Vasiliki Chatziefthymiou, déléguée jeune du Congrès a participé activement à la conférence aux côtés du porte-parole. « Je félicite ces initiatives qui permettent d’établir des partenariats au niveau local, régional et international et soutenir le secteur de la jeunesse pour rendre sa valeur et ses avantages plus visibles » a-t-elle déclaré en soulignant l’importance d’impliquer les jeunes dans les discussions. « Au 21e siècle, les jeunes veulent être impliqués dans la prise de décision, mais les institutions politiques ne nous en donnent pas toujours la possibilité. Au cours de ces journées de sessions plénières passionnantes, de discours et d'ateliers, nous avons eu une voix. »

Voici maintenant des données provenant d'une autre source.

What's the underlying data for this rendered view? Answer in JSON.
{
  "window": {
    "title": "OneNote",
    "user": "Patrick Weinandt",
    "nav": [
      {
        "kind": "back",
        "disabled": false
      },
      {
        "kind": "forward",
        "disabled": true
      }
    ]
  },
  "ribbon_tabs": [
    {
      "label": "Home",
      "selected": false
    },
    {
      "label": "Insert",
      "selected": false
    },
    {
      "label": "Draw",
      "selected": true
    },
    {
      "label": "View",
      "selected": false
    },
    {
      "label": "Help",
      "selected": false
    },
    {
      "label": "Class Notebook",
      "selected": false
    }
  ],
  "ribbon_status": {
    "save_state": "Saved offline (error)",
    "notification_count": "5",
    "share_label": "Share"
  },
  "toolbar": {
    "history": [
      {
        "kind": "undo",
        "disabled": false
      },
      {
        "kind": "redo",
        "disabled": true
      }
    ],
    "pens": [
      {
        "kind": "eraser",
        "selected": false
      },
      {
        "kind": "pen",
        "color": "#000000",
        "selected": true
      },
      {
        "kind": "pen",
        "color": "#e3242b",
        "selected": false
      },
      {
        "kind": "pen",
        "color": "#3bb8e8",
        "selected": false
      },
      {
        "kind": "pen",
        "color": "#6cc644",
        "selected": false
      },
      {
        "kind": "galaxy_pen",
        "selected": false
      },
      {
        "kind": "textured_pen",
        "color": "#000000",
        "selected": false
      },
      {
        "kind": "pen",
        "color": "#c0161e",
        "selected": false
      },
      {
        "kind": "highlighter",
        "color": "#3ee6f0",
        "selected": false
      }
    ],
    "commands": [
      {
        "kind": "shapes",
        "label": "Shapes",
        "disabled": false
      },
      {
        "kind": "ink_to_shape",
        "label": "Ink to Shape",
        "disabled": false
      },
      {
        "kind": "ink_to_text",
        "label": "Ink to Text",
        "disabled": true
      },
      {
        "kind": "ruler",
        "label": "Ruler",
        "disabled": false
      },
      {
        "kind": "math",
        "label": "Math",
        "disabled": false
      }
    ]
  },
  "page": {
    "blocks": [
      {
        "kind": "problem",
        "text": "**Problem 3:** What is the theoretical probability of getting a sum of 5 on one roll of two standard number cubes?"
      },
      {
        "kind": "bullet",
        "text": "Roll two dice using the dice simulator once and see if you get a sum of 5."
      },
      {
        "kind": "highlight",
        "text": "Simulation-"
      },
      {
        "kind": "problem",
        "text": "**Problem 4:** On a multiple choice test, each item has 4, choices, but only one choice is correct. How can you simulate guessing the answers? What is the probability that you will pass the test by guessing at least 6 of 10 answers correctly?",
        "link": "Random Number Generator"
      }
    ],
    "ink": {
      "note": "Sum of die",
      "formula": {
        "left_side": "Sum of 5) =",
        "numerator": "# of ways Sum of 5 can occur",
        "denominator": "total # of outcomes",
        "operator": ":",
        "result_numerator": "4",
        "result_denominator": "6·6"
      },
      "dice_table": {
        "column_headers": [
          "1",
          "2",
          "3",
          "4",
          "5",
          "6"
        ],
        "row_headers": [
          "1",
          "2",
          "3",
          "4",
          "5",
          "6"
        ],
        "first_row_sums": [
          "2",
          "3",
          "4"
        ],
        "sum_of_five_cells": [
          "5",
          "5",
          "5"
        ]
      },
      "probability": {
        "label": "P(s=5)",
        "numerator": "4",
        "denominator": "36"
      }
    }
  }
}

Le Congrès soutient le travail de jeunesse inclus comme l'une des priorités de la stratégie sectorielle du Conseil de l'Europe pour la jeunesse pour 2030.

 

La 3e Convention européenne sur le travail de jeunesse est organisée par le Ministère fédéral allemand de la Famille, des Personnes âgées, de la Femme et de la Jeunesse qui est responsable des activités de la présidence allemande de l’Union européenne dans le domaine de la jeunesse. Il est soutenu par JUGEND für Europa, l'agence nationale pour les programmes européens Erasmus+ Jeunesse en action et Corps européen de solidarité. A l’issue de la réunion a été lancée la mise en œuvre de l'Agenda européen du travail de jeunesse destiné à renforcer et à développer davantage les politiques et les pratiques du travail de jeunesse en Europe.